PDA

View Full Version : Attention TMC Admin...


bigmac
11-03-2005, 02:06 PM
Recent security holes in PHP and Internet Explorer would strongly suggest that TMC upgrade the site in order to patch some of these flaws. You're probably already on it.

IMHO, going to vBulletin 3.5.1 might be premature. It's a complete re-write of the software and is likely to come with its own set of bugs, not to mention be a more problematic upgrade. I do think that upgrading from the current 3.0.7 to 3.0.10 is a good move.

Just a suggestion.


vBulletin 3.5.1
vBulletin 3.0.10
vBulletin 2.3.8

The original purpose of this release was to provide a regular, scheduled bug-fix / service release for the new 3.5.x series, but newly discovered flaws in Internet Explorer and PHP have necessitated a security release for all three vBulletin branches.

The first flaw is in Microsoft Internet Explorer. It affects vBulletin image uploads and potentially opens a cross-site-scripting exploit. It has affected many web-based applications that allow image uploads, including phpBB and Hotmail. Although a fix from Microsoft would be preferable, we have implemented a work-around in all three branches of vBulletin to prevent the Internet Explorer flaw from being exploited.

The second flaw is in PHP and may allow the entry of unsanitized data into several areas in vBulletin. This may create security holes that are not directly caused by vBulletin, simply exploited through vBulletin as it uses affected PHP code. PHP 4.4.1 has been released to address this issue (no updated PHP5 is available yet). If you are running PHP 4, it is strongly recommended that you update your PHP installation to 4.4.1!

I'd just like to reiterate that neither of these flaws are directly related to vBulletin. Rather, they are flaws in software that ties into vBulletin. We are simply creating workarounds for these issues to prevent them from being exploited.

Patch files for vBulletin 3.5.0, 3.0.6 - 3.0.9 and 2.3.4 - 2.3.7 are attached to this thread, though we would recommend that you fully upgrade your board rather than simply patch it wherever possible. The zip files contain partial directory structures of the upload/ folder that would normally be found in the package you downloaded from the members' area. You should simply download the correct file for your board and extract it. Connect to your server via FTP and upload the contents of the zip file to your main board directory. This should overwrite files already on your server -- if it does not, then your board will not be patched!

All customers should upgrade or patch their boards as soon as possible.

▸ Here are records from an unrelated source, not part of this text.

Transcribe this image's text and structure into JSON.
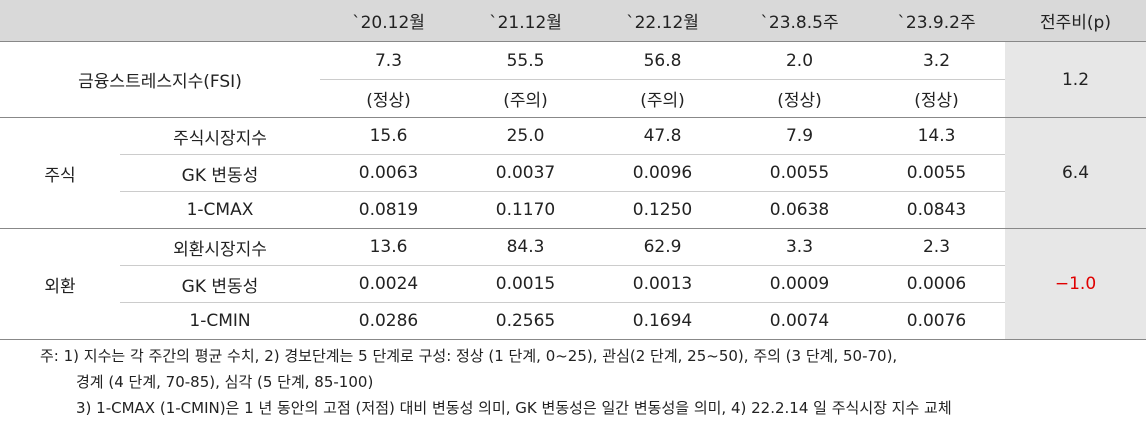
{
  "table": {
    "header": [
      "`20.12월",
      "`21.12월",
      "`22.12월",
      "`23.8.5주",
      "`23.9.2주",
      "전주비(p)"
    ],
    "fsi": {
      "label": "금융스트레스지수(FSI)",
      "values": [
        "7.3",
        "55.5",
        "56.8",
        "2.0",
        "3.2"
      ],
      "status": [
        "(정상)",
        "(주의)",
        "(주의)",
        "(정상)",
        "(정상)"
      ],
      "change": "1.2"
    },
    "sections": [
      {
        "label": "주식",
        "change": "6.4",
        "rows": [
          {
            "label": "주식시장지수",
            "values": [
              "15.6",
              "25.0",
              "47.8",
              "7.9",
              "14.3"
            ]
          },
          {
            "label": "GK 변동성",
            "values": [
              "0.0063",
              "0.0037",
              "0.0096",
              "0.0055",
              "0.0055"
            ]
          },
          {
            "label": "1-CMAX",
            "values": [
              "0.0819",
              "0.1170",
              "0.1250",
              "0.0638",
              "0.0843"
            ]
          }
        ]
      },
      {
        "label": "외환",
        "change": "−1.0",
        "rows": [
          {
            "label": "외환시장지수",
            "values": [
              "13.6",
              "84.3",
              "62.9",
              "3.3",
              "2.3"
            ]
          },
          {
            "label": "GK 변동성",
            "values": [
              "0.0024",
              "0.0015",
              "0.0013",
              "0.0009",
              "0.0006"
            ]
          },
          {
            "label": "1-CMIN",
            "values": [
              "0.0286",
              "0.2565",
              "0.1694",
              "0.0074",
              "0.0076"
            ]
          }
        ]
      }
    ]
  },
  "notes": [
    "주: 1) 지수는 각 주간의 평균 수치, 2) 경보단계는 5 단계로 구성: 정상 (1 단계, 0~25), 관심(2 단계, 25~50), 주의 (3 단계, 50-70),",
    "경계 (4 단계, 70-85), 심각 (5 단계, 85-100)",
    "3) 1-CMAX (1-CMIN)은 1 년 동안의 고점 (저점) 대비 변동성 의미, GK 변동성은 일간 변동성을 의미, 4) 22.2.14 일 주식시장 지수 교체"
  ]
}
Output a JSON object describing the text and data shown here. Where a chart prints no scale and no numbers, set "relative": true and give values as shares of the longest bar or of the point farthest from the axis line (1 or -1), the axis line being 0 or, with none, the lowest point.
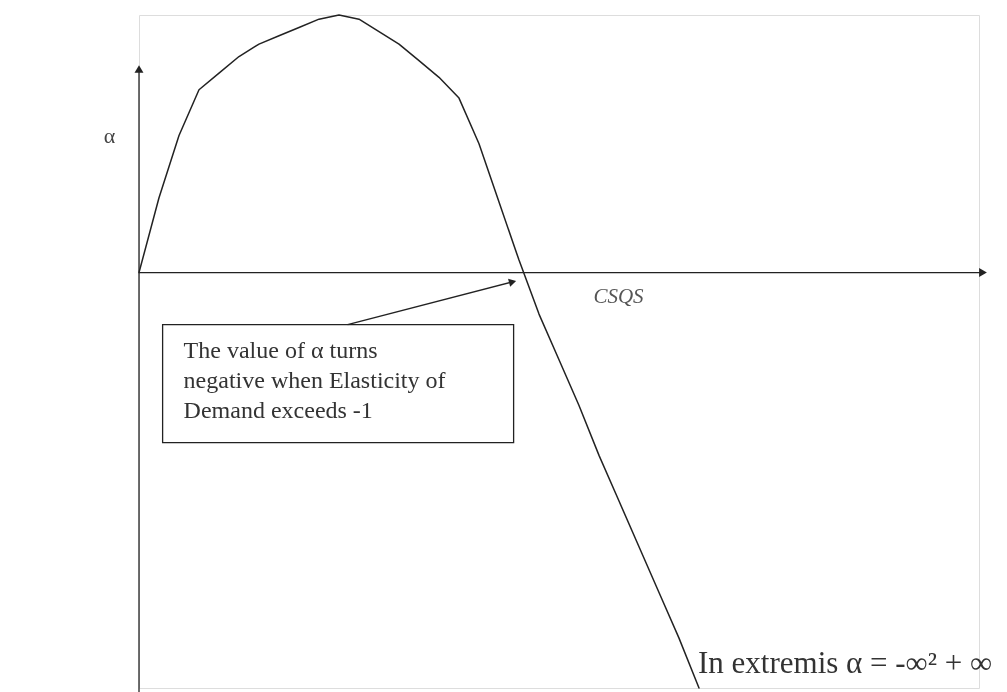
{
  "chart_data": {
    "type": "line",
    "relative": true,
    "xlabel": "CSQS",
    "ylabel": "α",
    "categories": [
      null,
      null,
      null,
      null,
      null,
      null,
      null,
      null,
      null,
      null,
      null,
      null,
      null,
      null,
      null,
      null,
      null,
      null,
      null,
      null,
      null,
      null,
      null,
      null,
      null,
      null,
      null,
      null,
      null,
      null,
      null,
      null,
      null,
      null,
      null,
      null,
      null,
      null,
      null,
      null,
      null,
      null,
      null
    ],
    "series": [
      {
        "color": "#222222",
        "values": [
          0,
          0.18,
          0.33,
          0.44,
          0.48,
          0.52,
          0.55,
          0.57,
          0.59,
          0.61,
          0.62,
          0.61,
          0.58,
          0.55,
          0.51,
          0.47,
          0.42,
          0.31,
          0.17,
          0.03,
          -0.1,
          -0.21,
          -0.32,
          -0.44,
          -0.55,
          -0.66,
          -0.77,
          -0.88,
          -1,
          null,
          null,
          null,
          null,
          null,
          null,
          null,
          null,
          null,
          null,
          null,
          null,
          null,
          null
        ]
      }
    ],
    "annotations": [
      "The value of α turns negative when Elasticity of Demand exceeds -1",
      "In extremis α = -∞² + ∞"
    ]
  }
}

Installing or Upgrading vBulletin (3.0.x/3.5.x)

Please see the appropriate manual sections: Installing vBulletin and Upgrading vBulletin.

Note that the process is the same as it was in the 3.0.x series. However you must redo your config.php if you are upgrading from 3.0.x!

TMC
11-03-2005, 03:08 PM
I have sent this message on to TT Admin. Thanks for the heads up!!

-J

Cloaked
11-03-2005, 05:34 PM
I am using vB 3.5.0 on another forum that I host. I upgraded two weeks ago upon release of the full version and completion of the beta version... It's good to go...

stevo137
11-03-2005, 05:48 PM
I hope that we don't lose the pics again after the upgrade...

Cloaked
11-03-2005, 08:21 PM
I hope that we don't lose the pics again after the upgrade...I upgraded with no problems, this version, however I took the time to back up the entire database prior to the migration. That is what I like about this latest version. Not a flaw after the upgrade. There are also some nice add-on hacks that vB accommodates very well. A shoutbox is the latest popular feature that vB can deal with.